D’ores et déjà, il ne faut pas être devin pour considérer que les régions du Moyen-Orient et du pourtour de la Méditerranée vont être le théâtre de tensions pour des raisons évidentes. Elles sont au carrefour des trois continents, lieux de passage maritime, producteur de gaz/pétrole et consommatrice de blé russe et ukrainien qui s’exportent par la mer Noire. Ne pas oublier qu’à tout moment le détroit des Dardanelles qui débouche sur la Méditerranée peut être sujet à quelque accident ou incident (la Turquie contrôle ce détroit). Il reste à tous ces pays de ces régions de bien négocier leurs atouts géopolitiques et de leurs matières premières pour faire face aux contraintes et menaces qui vont surgir. Il est des contraintes que même la possession d’un matelas d’or ne peut résoudre. Un bateau qui coule dans le canal de Suez ou bien dans le détroit des Dardanelles et voilà des pays sans blé ou pétrole.

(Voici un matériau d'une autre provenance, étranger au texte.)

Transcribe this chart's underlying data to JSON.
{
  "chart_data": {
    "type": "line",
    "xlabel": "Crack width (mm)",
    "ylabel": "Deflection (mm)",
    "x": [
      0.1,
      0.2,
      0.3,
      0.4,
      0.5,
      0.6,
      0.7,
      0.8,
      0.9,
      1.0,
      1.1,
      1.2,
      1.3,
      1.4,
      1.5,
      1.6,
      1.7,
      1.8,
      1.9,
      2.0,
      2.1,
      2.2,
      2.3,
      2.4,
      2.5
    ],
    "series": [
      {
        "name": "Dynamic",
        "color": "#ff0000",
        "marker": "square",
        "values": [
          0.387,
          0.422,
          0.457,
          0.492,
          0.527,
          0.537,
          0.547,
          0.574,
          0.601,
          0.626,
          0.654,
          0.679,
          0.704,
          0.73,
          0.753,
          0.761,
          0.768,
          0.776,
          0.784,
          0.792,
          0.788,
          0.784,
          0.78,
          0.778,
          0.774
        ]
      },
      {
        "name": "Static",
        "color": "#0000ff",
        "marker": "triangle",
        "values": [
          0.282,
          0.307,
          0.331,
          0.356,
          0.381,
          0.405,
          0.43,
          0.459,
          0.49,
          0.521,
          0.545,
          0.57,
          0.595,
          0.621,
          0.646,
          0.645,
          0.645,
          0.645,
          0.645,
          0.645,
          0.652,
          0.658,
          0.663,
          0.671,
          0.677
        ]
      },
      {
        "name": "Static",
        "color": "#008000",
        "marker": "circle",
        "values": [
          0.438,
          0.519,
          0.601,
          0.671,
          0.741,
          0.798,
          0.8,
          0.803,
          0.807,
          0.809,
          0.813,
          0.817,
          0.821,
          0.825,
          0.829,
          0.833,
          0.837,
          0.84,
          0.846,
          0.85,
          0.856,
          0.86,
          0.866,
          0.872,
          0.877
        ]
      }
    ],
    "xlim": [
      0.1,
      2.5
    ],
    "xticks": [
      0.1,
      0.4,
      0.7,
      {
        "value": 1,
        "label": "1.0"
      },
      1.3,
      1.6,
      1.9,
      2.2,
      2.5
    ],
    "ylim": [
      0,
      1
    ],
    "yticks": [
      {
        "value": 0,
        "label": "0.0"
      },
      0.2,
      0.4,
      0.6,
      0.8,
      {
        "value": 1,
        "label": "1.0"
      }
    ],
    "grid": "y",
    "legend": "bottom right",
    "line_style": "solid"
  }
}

Ceci pour dire qu’en matière d’alimentation et santé vaut mieux appliquer l’art de la guerre, qui met l’accent sur la défense comme stratégie. Ce qui veut dire, produire l’essentiel chez soi pour se nourrir, s’habiller et se soigner. Ces sages décisions sont offertes par l’histoire qui enseigne que c’est la seule arme qui fatigue et finit par briser les reins des agresseurs.
A. A.
1- On sait que De Gaulle tenta de revenir à la parité or/franc sans y parvenir et fut obligé de créer le nouveau franc pour se protéger un peu de l’inflation qui rongeait la monnaie française. Il s’opposa aussi à l’entrée de la Grande-Bretagne dans l’Europe car elle était un agent de l’Oncle Sam.
2- Société de spectacle, notion inventée par Guy Debord, cinéaste/intellectuel, pour dénoncer la marchandisation de tous les secteurs de la vie économique. Les sentiments, la vie privée sont exploités pour en tirer un profit.
3- «Nos» prophètes biberonnés à la métaphysique croient que le temps est une fiction. Il est des langues qui ont saisi sa réalité avec toute sa complexité. La langue arabe, par exemple, utilise deux mots pour désigner le Temps. Wakt qui mesure le temps présent s’écoulant et zaman, le passé, qui est un repère des changements avec le temps qui passe. La langue française passe par le mot nostalgie, qui traduit une douceur du temps passé teintée d’un peu de tristesse.
4- L’argent fétiche est une critique de Marx contre les «imbéciles» qui attribuent à la monnaie une valeur sans tenir compte si elle comporte ou contient la valeur du travail social nécessaire à la production de tout objet/marchandise. En se libérant de cette contrainte, les «génies» de la finance se permettent de créer de la monnaie qui flotte dans une bulle qui éclate au moindre coup de vent, d’où les crises cycliques qui se produisent dans la sphère financière.